Friday, February 5, 2010

Media Distortion of New Jobs Numbers

Here's the headline in today's NY Times: "Labor Market Shows Signs of Reawakening in New Data". True, the Labor Department's report for January says that the rate of unemployment dropped from 10% to 9.7%.

Yet in the second paragraph: "The economy shed another 20,000 net jobs during the course of month." That's a lot better than losing hundreds of thousands of jobs a month like we were at the peak of recession, but it's still a net loss of jobs. Not exactly a "reawakening."

You might ask, how did the unemployment rate drop if the economy lost jobs on the whole? Well, it turns out that the Labor Department changed how they estimate the overall population.

The report also featured a new way in which the government estimates the population, which is used to calculate the unemployment rate. That prompted some economists to dismiss the drop in joblessness as a statistical quirk.

“The message is, you can’t believe what they tell you,” said Joshua Shapiro, chief United States economist at MFR Inc. in New York. “Everyone goes crazy over today’s number, but history has been rewritten. Things are not comparable from month to month.”

So we'll see when next month's numbers out, but it's clear that the labor market isn't exactly reawakening if we're still losing jobs.

Meanwhile, my daily Financial Times email summary of the day's global news remarked that "the number of US workers claiming jobless benefits unexpectedly rose last week." Didn't see that in the Times article. Obviously a monthly time scale is a better indicator of overall trends than a weekly one, but it is another strike against the supposed reawakening. That weekly data combined with fears of sovereign debt default in Greece and elsewhere in Europe "rocked global markets" according to the FT, suggesting that investors take that data more seriously than the monthly report.

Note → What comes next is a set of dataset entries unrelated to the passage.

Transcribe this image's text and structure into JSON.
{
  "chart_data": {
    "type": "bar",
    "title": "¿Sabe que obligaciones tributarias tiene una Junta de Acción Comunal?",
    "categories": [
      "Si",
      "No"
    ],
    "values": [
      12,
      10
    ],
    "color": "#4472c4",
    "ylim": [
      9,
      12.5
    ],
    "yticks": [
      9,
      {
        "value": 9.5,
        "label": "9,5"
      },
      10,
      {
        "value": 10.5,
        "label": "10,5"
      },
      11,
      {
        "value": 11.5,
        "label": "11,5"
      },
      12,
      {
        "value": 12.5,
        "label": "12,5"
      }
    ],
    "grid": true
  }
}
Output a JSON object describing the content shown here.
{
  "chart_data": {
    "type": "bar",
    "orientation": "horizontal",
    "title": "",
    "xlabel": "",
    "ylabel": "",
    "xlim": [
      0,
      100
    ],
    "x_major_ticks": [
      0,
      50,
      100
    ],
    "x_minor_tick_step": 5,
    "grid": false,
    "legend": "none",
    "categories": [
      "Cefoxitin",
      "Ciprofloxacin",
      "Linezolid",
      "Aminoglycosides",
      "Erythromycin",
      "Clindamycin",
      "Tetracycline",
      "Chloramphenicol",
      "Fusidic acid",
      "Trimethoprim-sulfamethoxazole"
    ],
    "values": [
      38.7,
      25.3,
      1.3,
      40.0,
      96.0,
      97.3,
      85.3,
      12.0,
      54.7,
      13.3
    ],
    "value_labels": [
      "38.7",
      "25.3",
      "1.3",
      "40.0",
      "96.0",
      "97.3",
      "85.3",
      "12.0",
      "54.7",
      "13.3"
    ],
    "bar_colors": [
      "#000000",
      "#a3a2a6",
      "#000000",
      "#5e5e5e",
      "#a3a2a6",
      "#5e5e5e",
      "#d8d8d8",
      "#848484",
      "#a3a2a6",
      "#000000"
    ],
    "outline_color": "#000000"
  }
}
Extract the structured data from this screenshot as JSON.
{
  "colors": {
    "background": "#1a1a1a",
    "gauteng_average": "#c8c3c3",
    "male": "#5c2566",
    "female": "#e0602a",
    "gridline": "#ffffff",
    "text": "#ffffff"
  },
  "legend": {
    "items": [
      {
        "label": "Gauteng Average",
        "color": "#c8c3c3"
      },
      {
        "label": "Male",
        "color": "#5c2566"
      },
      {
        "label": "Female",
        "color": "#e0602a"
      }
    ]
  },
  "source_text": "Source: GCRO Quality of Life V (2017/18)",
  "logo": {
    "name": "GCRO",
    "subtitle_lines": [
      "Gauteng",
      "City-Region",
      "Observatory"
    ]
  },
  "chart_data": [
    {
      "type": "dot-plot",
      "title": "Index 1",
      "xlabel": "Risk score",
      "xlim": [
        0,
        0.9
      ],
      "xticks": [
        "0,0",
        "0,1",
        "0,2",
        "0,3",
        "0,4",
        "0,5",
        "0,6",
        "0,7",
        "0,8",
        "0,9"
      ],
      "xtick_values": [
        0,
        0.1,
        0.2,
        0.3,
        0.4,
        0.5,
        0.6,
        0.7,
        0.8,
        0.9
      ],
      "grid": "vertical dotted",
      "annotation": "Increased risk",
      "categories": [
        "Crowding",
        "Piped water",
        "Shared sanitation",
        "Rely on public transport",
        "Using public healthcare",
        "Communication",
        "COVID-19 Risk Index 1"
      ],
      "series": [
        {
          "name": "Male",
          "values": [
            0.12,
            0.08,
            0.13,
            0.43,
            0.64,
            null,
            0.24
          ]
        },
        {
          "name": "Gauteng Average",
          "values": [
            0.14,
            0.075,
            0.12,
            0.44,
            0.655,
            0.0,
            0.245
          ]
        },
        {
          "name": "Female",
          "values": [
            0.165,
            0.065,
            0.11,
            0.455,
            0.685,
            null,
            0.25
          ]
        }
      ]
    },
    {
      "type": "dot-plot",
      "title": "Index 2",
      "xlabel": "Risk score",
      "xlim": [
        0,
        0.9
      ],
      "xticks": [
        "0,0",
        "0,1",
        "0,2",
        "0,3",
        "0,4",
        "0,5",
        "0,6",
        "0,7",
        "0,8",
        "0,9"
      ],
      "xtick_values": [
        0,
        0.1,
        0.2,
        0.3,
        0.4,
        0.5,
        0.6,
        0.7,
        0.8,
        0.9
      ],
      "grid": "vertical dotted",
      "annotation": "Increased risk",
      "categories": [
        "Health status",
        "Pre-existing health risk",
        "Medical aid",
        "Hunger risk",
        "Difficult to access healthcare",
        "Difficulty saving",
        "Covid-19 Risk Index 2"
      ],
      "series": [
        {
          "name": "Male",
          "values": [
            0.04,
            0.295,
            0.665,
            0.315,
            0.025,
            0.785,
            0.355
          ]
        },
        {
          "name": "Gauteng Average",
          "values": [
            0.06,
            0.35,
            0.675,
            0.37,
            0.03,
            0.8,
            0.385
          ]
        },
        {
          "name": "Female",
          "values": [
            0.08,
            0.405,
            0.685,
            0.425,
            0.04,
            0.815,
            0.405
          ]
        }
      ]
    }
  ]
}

The NYT article concludes oddly enough with a quote from the great liberal economist (actually probably more of a leftist than a liberal, pretty cool that he's getting such coverage, probably has to do with the fact that he called the housing bubble), Dean Baker, that is at odds with their optimistic headline.
Things are getting bad less rapidly,” said Dean Baker, co-director of the liberal Center for Economic and Policy Research in Washington. “We’re sort of hitting bottom, but there is no evidence of a robust turnaround.”
If the media and politicians continue to trumpet about a recovery in the labor market when it's clearly not there, it lessens the chance of a serious jobs program to deal with the millions of people left semi-permanently unemployed (as the article notes, 6.3 million out of work for 6 months or more), financed through debt or taxes on the wealthy and financial sector. We need to be on the alert for a jobless recovery that will benefit capital much more than working families. Plus, given that so much of our economy is reliant on consumer spending, a jobless recovery might not end up being a recovery at all.